Vodka-marinated "Cosmopolitan Salmon," cured in-house, also sounded good. Like the several other smoked-fish offerings, the salmon is served with capers, diced red onions and rounds of toasted French bread. For this plate, a Cosmo-tinted sweet-and-sour sauce also comes on the side. The salmon tasted fresh and light, though it was a bit milder than we expected and lacked any vodka bite. No matter; it was an apt foil for a refreshing glass of Signano vernaccia, a dry Tuscan white made from the vernaccia grape. Abetted by a cup of rich onion soup, the salmon plate made for a perfect midafternoon repast -- certainly better than the Pop-Tarts and Chinese takeout I've been subsisting on since the never-ending kitchen project commenced.

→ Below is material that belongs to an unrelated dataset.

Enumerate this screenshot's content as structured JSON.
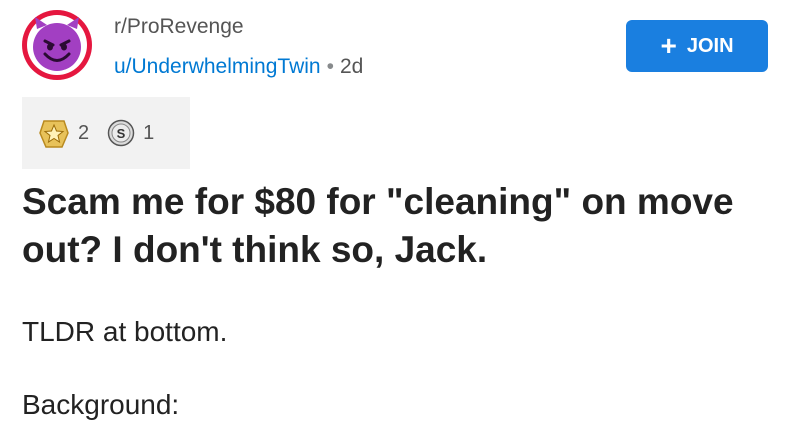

Crêpes figure prominently on Sasha's menu. A savory crêpe of prosciutto and fontina was puffy and delicious, with a nice balance of salty creaminess oozing out the sides. On the sweet end of the spectrum, the strawberry crêpe with crème fraîche made a better dessert than either the crème brûlée (too runny and tortelike) or the carrot cake (dry and crumbly, too much like cornbread).
As if to make a point, Sasha's serves no Anheuser-Busch beer products. A well-crafted list consisting of fifteen bottles takes in everything from St. Louis' own O'Fallon and Schlafly breweries to some hefty Eurobeers to five selections from Quebec's Unibroue brewery. And there's Woodpecker cider for good measure. Unibroue's La Fin du Monde went well with Eddie's "Homemade Brisket" sandwich, a superbly tender, thin-sliced brisket served au jus on French bread with a side of a deceptively simple potato salad kicked up with scallions and a blue-cheese dressing. Weighing in at 9 percent alcohol, La Fin du Monde is aptly named -- despite its fresh, light flavor, it can do some fast damage.
Open since February, Sasha's has some kinks yet to be worked out. Service can be slow at times; at one point we practically had to trip our waiter to gain the privilege of ordering another course. And although the wine list is dizzyingly comprehensive, when a server can't tell you whether a particular bottle is a red or a white, it's time for a pop quiz or a course correction. Still, procrastination and an attack of spring fever are good enough reasons to lose yourself in a wine bar -- especially one with a fully functioning kitchen.